For a long time, the C horizon was treated as a hydrological dead end, too dense and deep for water to move through in meaningful quantities. Research at the Hubbard Brook Experimental Forest in New Hampshire challenged that assumption. Scientists measuring how easily water flows through glacial till found that hydraulic conductivity does not drop sharply at the boundary between the B and C horizons. Instead, there is a relatively smooth transition, meaning water continues to move downward into and through the C horizon rather than pooling at the interface.

This matters because water flowing through the C horizon interacts with fresh mineral surfaces, picking up dissolved chemicals that eventually reach streams and groundwater. The mineral weathering happening deep in the C horizon contributes to the chemistry of surface water in ways that weren’t fully appreciated until these deeper flow paths were measured. In glacial till specifically, the heterogeneous mix of grain sizes creates preferential flow paths, channels where water moves faster than it does through the surrounding material, amplifying the C horizon’s influence on watershed hydrology.

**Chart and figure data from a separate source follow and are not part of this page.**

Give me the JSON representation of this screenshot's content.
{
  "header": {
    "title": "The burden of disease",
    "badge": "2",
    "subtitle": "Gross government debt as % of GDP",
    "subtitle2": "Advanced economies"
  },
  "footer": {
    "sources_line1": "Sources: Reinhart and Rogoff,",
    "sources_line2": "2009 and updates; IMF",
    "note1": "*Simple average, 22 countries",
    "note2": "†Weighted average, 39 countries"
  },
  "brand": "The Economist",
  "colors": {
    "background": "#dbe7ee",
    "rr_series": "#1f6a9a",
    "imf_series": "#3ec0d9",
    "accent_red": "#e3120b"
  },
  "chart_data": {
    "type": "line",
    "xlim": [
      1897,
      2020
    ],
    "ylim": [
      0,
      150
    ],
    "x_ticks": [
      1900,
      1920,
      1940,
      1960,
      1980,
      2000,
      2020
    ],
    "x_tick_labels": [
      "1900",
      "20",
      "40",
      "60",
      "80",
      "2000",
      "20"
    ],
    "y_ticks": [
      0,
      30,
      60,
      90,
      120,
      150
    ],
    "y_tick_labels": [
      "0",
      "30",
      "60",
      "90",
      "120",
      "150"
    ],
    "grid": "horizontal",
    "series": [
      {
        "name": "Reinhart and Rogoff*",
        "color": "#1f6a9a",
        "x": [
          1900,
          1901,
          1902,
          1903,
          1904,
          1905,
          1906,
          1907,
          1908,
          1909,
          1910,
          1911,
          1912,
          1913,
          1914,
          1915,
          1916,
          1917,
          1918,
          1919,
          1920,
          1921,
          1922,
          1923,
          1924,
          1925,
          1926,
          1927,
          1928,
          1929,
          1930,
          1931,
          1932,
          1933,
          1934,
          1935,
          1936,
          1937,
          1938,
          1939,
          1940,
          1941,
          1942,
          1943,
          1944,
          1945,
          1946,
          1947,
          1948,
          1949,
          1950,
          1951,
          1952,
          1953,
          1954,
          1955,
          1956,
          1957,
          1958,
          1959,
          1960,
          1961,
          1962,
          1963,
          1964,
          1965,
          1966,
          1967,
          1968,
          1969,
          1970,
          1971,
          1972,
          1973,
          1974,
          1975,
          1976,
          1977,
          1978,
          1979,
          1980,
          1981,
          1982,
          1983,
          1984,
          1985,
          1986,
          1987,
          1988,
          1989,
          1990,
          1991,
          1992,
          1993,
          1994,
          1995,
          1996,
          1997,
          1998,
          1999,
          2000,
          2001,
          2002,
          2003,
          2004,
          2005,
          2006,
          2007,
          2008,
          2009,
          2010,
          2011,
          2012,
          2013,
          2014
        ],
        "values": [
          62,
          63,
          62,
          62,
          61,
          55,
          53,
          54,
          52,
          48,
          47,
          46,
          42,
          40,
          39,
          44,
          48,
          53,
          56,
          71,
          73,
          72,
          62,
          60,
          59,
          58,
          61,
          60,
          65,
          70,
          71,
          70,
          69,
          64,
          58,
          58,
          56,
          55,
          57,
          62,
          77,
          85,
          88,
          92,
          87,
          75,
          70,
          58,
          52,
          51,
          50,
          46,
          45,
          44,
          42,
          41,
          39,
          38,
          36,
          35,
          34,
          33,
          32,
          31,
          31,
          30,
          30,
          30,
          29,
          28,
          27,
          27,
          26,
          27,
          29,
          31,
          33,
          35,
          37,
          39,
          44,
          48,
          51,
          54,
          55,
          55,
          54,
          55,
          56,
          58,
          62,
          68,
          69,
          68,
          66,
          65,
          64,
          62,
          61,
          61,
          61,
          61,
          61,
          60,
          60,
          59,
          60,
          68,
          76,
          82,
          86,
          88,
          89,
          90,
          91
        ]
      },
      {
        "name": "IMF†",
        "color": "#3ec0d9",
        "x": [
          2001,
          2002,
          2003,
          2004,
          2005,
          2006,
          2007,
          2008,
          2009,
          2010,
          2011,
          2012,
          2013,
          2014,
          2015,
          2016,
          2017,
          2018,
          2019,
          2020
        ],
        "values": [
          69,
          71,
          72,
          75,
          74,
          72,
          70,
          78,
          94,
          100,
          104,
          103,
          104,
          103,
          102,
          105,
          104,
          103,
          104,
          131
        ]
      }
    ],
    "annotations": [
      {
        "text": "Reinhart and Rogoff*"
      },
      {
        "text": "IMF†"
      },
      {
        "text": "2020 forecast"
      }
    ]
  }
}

Root Growth and Agricultural Relevance

Most plant roots concentrate in the A and B horizons, where organic matter, nutrients, and moisture are abundant. The C horizon offers very little of any of these. Its low organic content, dense or gravelly texture, and lack of biological activity make it inhospitable to fine feeder roots. In soils where the C horizon is compacted glacial till, root penetration is further limited by physical resistance. Where the parent material is weathered bedrock, roots may thread into cracks but won’t spread through the solid matrix.

For agriculture, the depth to the C horizon is a practical measure of usable soil. A field with 90 centimeters of A and B horizon material above the C layer has far more rooting volume and water-holding capacity than one where the C horizon begins at 30 centimeters. Soil surveys routinely note this depth because it influences crop selection, drainage design, and irrigation planning.

Why It Matters for Construction and Land Use

Because the C horizon is unconsolidated but relatively unaltered, its engineering properties differ from both the structured soil above and the solid rock below. It can be loose and easily excavated in some settings (deep loess deposits, sandy alluvium) or surprisingly dense and stable in others (compacted glacial till). Soil engineers, hydrologists, and land-use planners all rely on detailed descriptions of the C horizon when evaluating a site for building foundations, septic systems, or stormwater management. Its permeability determines how fast water drains, its density affects load-bearing capacity, and its mineral content can influence corrosion of buried pipes and footings.

Understanding the C horizon gives you a clearer picture of the full soil profile. It’s not just inert filler beneath the “real” soil. It’s the raw material the soil formed from, a conduit for deep water movement, and a practical constraint on everything from farming to construction.